Met de rechtse afbeelding wordt het plangebied van Almere Oosterwold weergegeven. Dat bestemmingsplan is gebaseerd op het gedachtegoed van de Omgevingswet. De grijze/lila kleur duidt niets anders dan het bestaande gebruik aan. Dat was op dat moment met name agrarisch gebruik. In het gehele gebied geldt een aanduiding ‘ontwikkelregels’. Middels die aanduiding zijn regels van toepassing waarmee wordt gereguleerd wat er aldaar kan worden gebouwd en welk gebruik is toegestaan. Dat zijn regels over de vorming en omvang van bouwkavels, maar ook over het toetsen van ruimtelijke effecten. Voor die ruimtelijke effecten wordt verwezen naar een bijlage met allerlei beslisbomen. In die beslisbomen wordt dan per ruimtelijk aspect uiteengezet aan welke norm moet worden voldaan. Door deze systematiek staat niet op voorhand vast waar welke woningen of voorzieningen worden gerealiseerd. De infrastructuur ligt ook nog niet vast. Door die plansystematiek kan het gebied zich organisch ontwikkelen. Onder de Omgevingswet zal deze wijze van planologie veel vaker voorkomen.

 

Rechtszekerheid

Deze nieuwe systematiek is niet zonder nadelen. Je kunt stellen dat het bestemmingsplan ‘oude stijl’ aanzienlijk meer rechtszekerheid biedt dan het bestemmingsplan verbrede reikwijdte en omgevingsplannen. Je weet bij het bestemmingsplan ‘oude stijl’ als grondeigenaar of omwonenden al vrij secuur wat er ter plaatse wel en niet kan worgen gebouwd. Bij het bestemmingsplan verbrede reikwijdte of een omgevingsplan weet je dat pas als een concreet plan is beoordeeld aan de hand van beslisbomen of interpreterende (beleids)regels. Waarbij ook nog eens geldt dat die interpreterende beleidsregels later nog kunnen worden gewijzigd.

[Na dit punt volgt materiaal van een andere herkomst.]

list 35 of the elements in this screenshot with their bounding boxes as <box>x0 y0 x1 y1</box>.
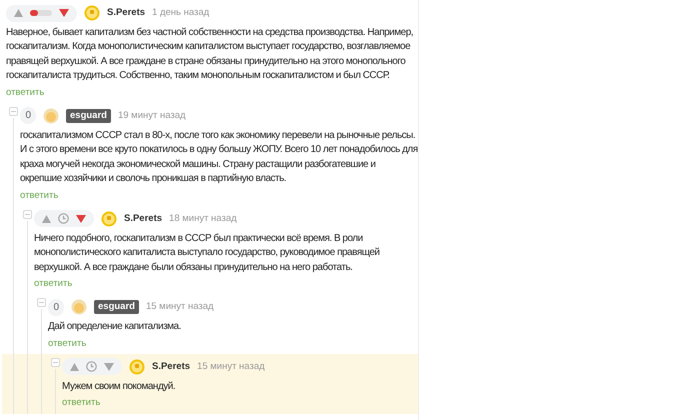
rating-count: 0 <box>20 107 36 124</box>
author-name[interactable]: esguard <box>66 108 111 123</box>
avatar-icon <box>84 5 100 21</box>
upvote-icon[interactable] <box>70 362 79 371</box>
downvote-icon[interactable] <box>76 214 86 223</box>
clock-icon <box>58 213 69 224</box>
avatar-icon <box>43 108 59 124</box>
author-name[interactable]: S.Perets <box>152 360 190 374</box>
comment-text: госкапитализмом СССР стал в 80-х, после того как экономику перевели на рыночные рельсы. И с этого времени все круто покатилось в одну большу ЖОПУ. Всего 10 лет понадобилось для краха могучей некогда экономической машины. Страну растащили разбогатевшие и окрепшие хозяйчики и сволочь проникшая в партийную власть. <box>20 128 418 186</box>
avatar-icon <box>71 299 87 316</box>
upvote-icon[interactable] <box>42 214 51 223</box>
collapse-button[interactable] <box>22 210 32 219</box>
comment-time: 15 минут назад <box>146 300 214 314</box>
comment-time: 15 минут назад <box>197 360 265 374</box>
rating-bar-icon <box>30 10 52 16</box>
comment-time: 19 минут назад <box>118 108 186 123</box>
comment-text: Дай определение капитализма. <box>48 320 182 334</box>
comment-text: Мужем своим покомандуй. <box>62 380 176 394</box>
author-name[interactable]: S.Perets <box>107 6 146 20</box>
upvote-icon[interactable] <box>14 9 23 17</box>
avatar-icon <box>101 210 117 227</box>
comment-time: 1 день назад <box>152 6 210 20</box>
author-name[interactable]: S.Perets <box>124 212 162 226</box>
comment-text: Наверное, бывает капитализм без частной собственности на средства производства. Например, госкапитализм. Когда монополистическим капиталистом выступает государство, возглавляемое правящей верхушкой. А все граждане в стране обязаны принудительно на этого монопольного госкапиталиста трудиться. Собственно, таким монопольным госкапиталистом и был СССР. <box>6 26 414 84</box>
downvote-icon[interactable] <box>59 9 69 17</box>
comment-time: 18 минут назад <box>169 212 237 226</box>
collapse-button[interactable] <box>36 298 46 308</box>
avatar-icon <box>129 358 145 375</box>
downvote-icon[interactable] <box>104 362 114 371</box>
comment-text: Ничего подобного, госкапитализм в СССР был практически всё время. В роли монополистического капиталиста выступало государство, руководимое правящей верхушкой. А все граждане были обязаны принудительно на него работать. <box>34 232 380 275</box>
clock-icon <box>86 361 97 372</box>
collapse-button[interactable] <box>50 358 60 367</box>
rating-count: 0 <box>48 298 64 316</box>
author-name[interactable]: esguard <box>94 300 139 314</box>
collapse-button[interactable] <box>8 106 18 116</box>
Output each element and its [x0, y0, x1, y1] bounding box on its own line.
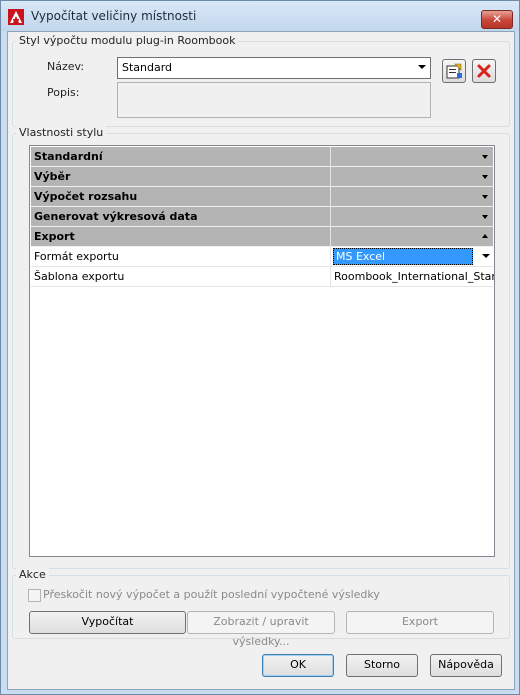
close-button[interactable]: ✕ — [481, 10, 513, 29]
actions-groupbox: Akce Přeskočit nový výpočet a použít pos… — [12, 568, 510, 648]
category-label: Generovat výkresová data — [34, 210, 198, 223]
chevron-down-icon[interactable] — [482, 195, 488, 199]
properties-group-title: Vlastnosti stylu — [16, 126, 107, 139]
property-label: Šablona exportu — [34, 270, 125, 283]
category-value-cell — [330, 187, 494, 206]
selected-value: MS Excel — [333, 248, 473, 265]
delete-x-icon — [477, 64, 491, 78]
style-group-title: Styl výpočtu modulu plug-in Roombook — [16, 34, 239, 47]
help-button[interactable]: Nápověda — [430, 654, 502, 677]
property-row-export-template[interactable]: Šablona exportu Roombook_International_S… — [31, 267, 494, 287]
category-export[interactable]: Export — [31, 227, 493, 247]
show-edit-results-button[interactable]: Zobrazit / upravit výsledky... — [187, 611, 335, 648]
chevron-down-icon — [418, 65, 426, 69]
dialog-client: Styl výpočtu modulu plug-in Roombook Náz… — [7, 31, 515, 690]
calculate-button[interactable]: Vypočítat — [29, 611, 186, 634]
category-value-cell — [330, 207, 494, 226]
property-row-export-format[interactable]: Formát exportu MS Excel — [31, 247, 493, 267]
category-label: Výběr — [34, 170, 71, 183]
category-extent-calculation[interactable]: Výpočet rozsahu — [31, 187, 493, 207]
category-standard[interactable]: Standardní — [31, 147, 493, 167]
delete-style-button[interactable] — [472, 59, 496, 83]
actions-group-title: Akce — [16, 568, 49, 581]
style-name-combo[interactable]: Standard — [117, 57, 431, 79]
name-label: Název: — [47, 60, 85, 73]
category-selection[interactable]: Výběr — [31, 167, 493, 187]
export-template-field[interactable]: Roombook_International_Star — [330, 267, 494, 286]
export-button[interactable]: Export — [346, 611, 494, 634]
chevron-down-icon[interactable] — [482, 155, 488, 159]
chevron-down-icon[interactable] — [482, 175, 488, 179]
edit-style-button[interactable] — [442, 59, 466, 83]
skip-recalc-label: Přeskočit nový výpočet a použít poslední… — [43, 588, 380, 601]
property-grid[interactable]: Standardní Výběr Výpočet rozsahu Generov… — [29, 145, 495, 557]
style-groupbox: Styl výpočtu modulu plug-in Roombook Náz… — [12, 34, 510, 127]
cancel-button[interactable]: Storno — [346, 654, 418, 677]
export-format-dropdown[interactable]: MS Excel — [330, 247, 494, 266]
category-generate-drawing-data[interactable]: Generovat výkresová data — [31, 207, 493, 227]
category-value-cell — [330, 167, 494, 186]
description-label: Popis: — [47, 86, 80, 99]
autocad-logo-icon — [8, 9, 24, 25]
property-label: Formát exportu — [34, 250, 119, 263]
close-icon: ✕ — [491, 12, 503, 26]
category-label: Výpočet rozsahu — [34, 190, 138, 203]
category-value-cell — [330, 147, 494, 166]
window-title: Vypočítat veličiny místnosti — [31, 9, 197, 23]
export-template-value: Roombook_International_Star — [334, 270, 494, 283]
export-format-value: MS Excel — [336, 250, 386, 263]
category-label: Export — [34, 230, 75, 243]
ok-button[interactable]: OK — [262, 654, 334, 677]
chevron-down-icon[interactable] — [482, 254, 490, 258]
description-field — [117, 82, 431, 118]
skip-recalc-checkbox[interactable] — [28, 589, 41, 602]
category-value-cell — [330, 227, 494, 246]
chevron-down-icon[interactable] — [482, 215, 488, 219]
chevron-up-icon[interactable] — [482, 234, 488, 238]
title-bar[interactable]: Vypočítat veličiny místnosti ✕ — [1, 1, 519, 31]
edit-style-icon — [446, 63, 462, 79]
category-label: Standardní — [34, 150, 103, 163]
style-name-value: Standard — [122, 61, 173, 74]
dialog-window: Vypočítat veličiny místnosti ✕ Styl výpo… — [0, 0, 520, 695]
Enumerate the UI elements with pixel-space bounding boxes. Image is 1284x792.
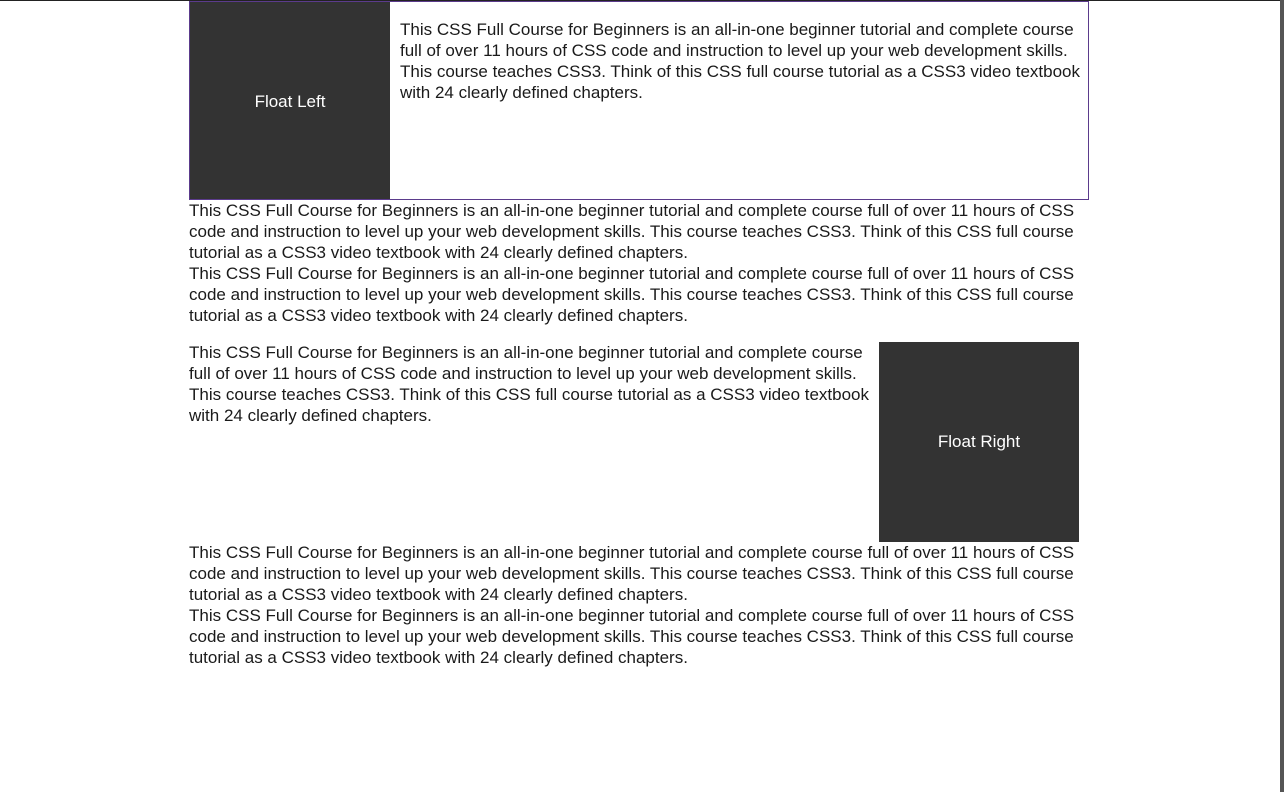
float-left-section: Float Left This CSS Full Course for Begi…	[189, 1, 1089, 200]
paragraph-4: This CSS Full Course for Beginners is an…	[189, 543, 1075, 604]
float-left-box: Float Left	[190, 2, 390, 199]
window-right-edge	[1280, 0, 1284, 792]
float-right-box: Float Right	[879, 342, 1079, 542]
float-left-label: Float Left	[254, 91, 326, 111]
page-content: Float Left This CSS Full Course for Begi…	[189, 1, 1089, 668]
paragraph-1: This CSS Full Course for Beginners is an…	[189, 201, 1075, 262]
paragraph-5: This CSS Full Course for Beginners is an…	[189, 606, 1075, 667]
float-right-label: Float Right	[937, 432, 1021, 451]
float-right-section: Float Right This CSS Full Course for Beg…	[189, 342, 1089, 542]
paragraph-2: This CSS Full Course for Beginners is an…	[189, 264, 1075, 325]
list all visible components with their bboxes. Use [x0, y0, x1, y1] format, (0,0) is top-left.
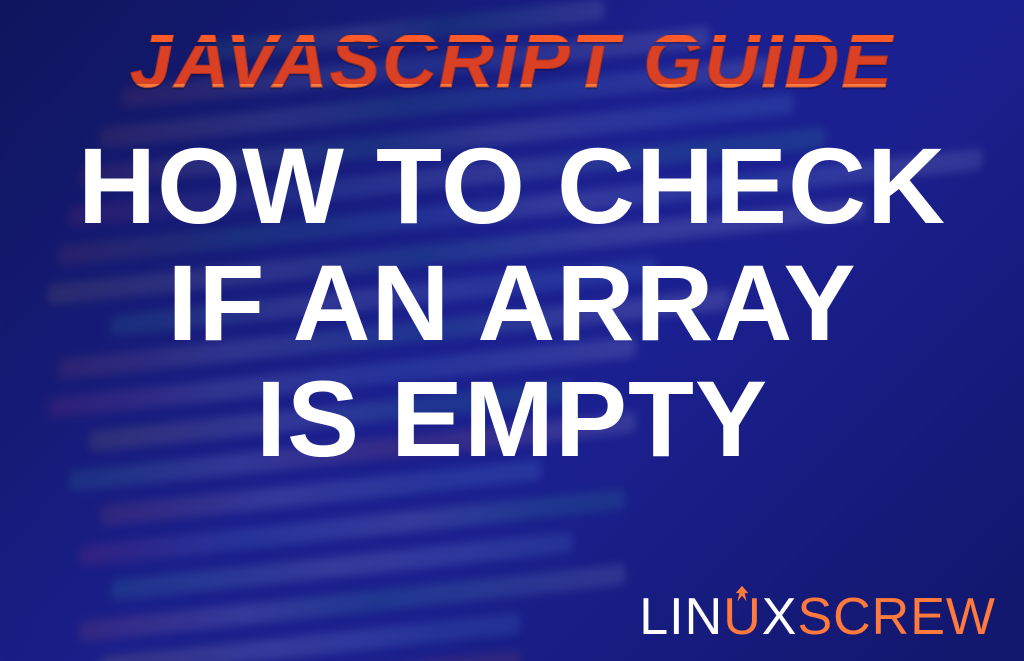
brand-segment-accent: U	[723, 591, 762, 643]
article-title: HOW TO CHECK IF AN ARRAY IS EMPTY	[0, 128, 1024, 478]
brand-segment: LIN	[639, 591, 723, 643]
penguin-icon	[731, 585, 753, 603]
brand-segment-accent: SCREW	[797, 591, 996, 643]
brand-segment: X	[762, 591, 798, 643]
site-logo: LINUXSCREW	[639, 591, 996, 643]
category-title: JAVASCRIPT GUIDE	[0, 24, 1024, 100]
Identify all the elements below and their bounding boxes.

Vanwege die onzekerheid, stelt de Afdeling bestuursrechtspraak van de Raad van State (hierna: de Afdeling) hoge eisen aan formulering van nadere afwegingkaders. De uitspraak over ‘Retailpark Belvédère’[18] te Maastricht is daar een goed voorbeeld van. In die uitspraken heeft de Afdeling over die open en nader in te vullen normen de volgende rechtsregel geformuleerd:

 

“Indien een gemeenteraad bij de vaststelling van een bestemmingsplan gebruik maakt van de in artikel 3.1.2, tweede lid, aanhef en onder a, van het Bro, en artikel 7c, zesde lid, van het Besluit uitvoering Chw bedoelde bevoegdheid om regels te stellen met een open norm, waarvan de uitleg bij de uitoefening van een bij die regels aan te geven bevoegdheid afhankelijk wordt gesteld van beleidsregels, moet de raad de desbetreffende open norm in de planregels voldoende concreet en objectief begrenzen. De rechtszekerheid van (toekomstige) eigenaren en gebruikers van gronden in het (betrokken deel van het) plangebied en de eigenaren en gebruikers van de omgeving ervan brengt dat met zich. Daarbij is bovendien van belang dat […] de verbeelding en de planregels zelf voldoende inzicht moeten bieden in de bouw- en gebruiksmogelijkheden die het bestemmingsplan biedt.”

 

Normen als ‘passende maatvoeringsvormen’ en ‘voldoende stedenbouwkundige kwaliteit’ bieden daarom naar het oordeel van de Afdeling onvoldoende duidelijkheid. Deze overweging is in het kader van rechtszekerheid zeer te begrijpen. Het stelt gemeenten wel voor een uitdaging. Veel ruimtelijke aspecten, met name wat betreft welstand en stedenbouwkundige voorwaarden, zijn namelijk niet eenvoudig te concretiseren. Met de komst van de Omgevingswet zullen gemeenten veelvuldig moeten schipperen tussen rechtszekerheid enerzijds en de wens om niet alles op voorhand vast te leggen anderzijds.

 

Omgevingswet: doelstelling positief, uitvoering nog onzeker

Met de Omgevingswet wordt beoogd de strak omlijnde planologische besluiten los te laten. Er wordt ingezet op ruimere kaders, met nadere afwegingsmomenten, zodat niet op voorhand al vast hoeft te liggen welke functies en bebouwing zijn toegestaan. Die doelstelling is zeer te begrijpen. Het is wel nog de vraag of daarmee ook voldoende rekening kan worden gehouden met belangen van bijvoorbeeld omwonenden en grondeigenaren. Zij zullen willen weten waar ze aan toe zijn en zijn dus gebaat bij duidelijke en concrete normen. Het is aan de overheden en de Afdeling om daar de gulden middenweg in te vinden.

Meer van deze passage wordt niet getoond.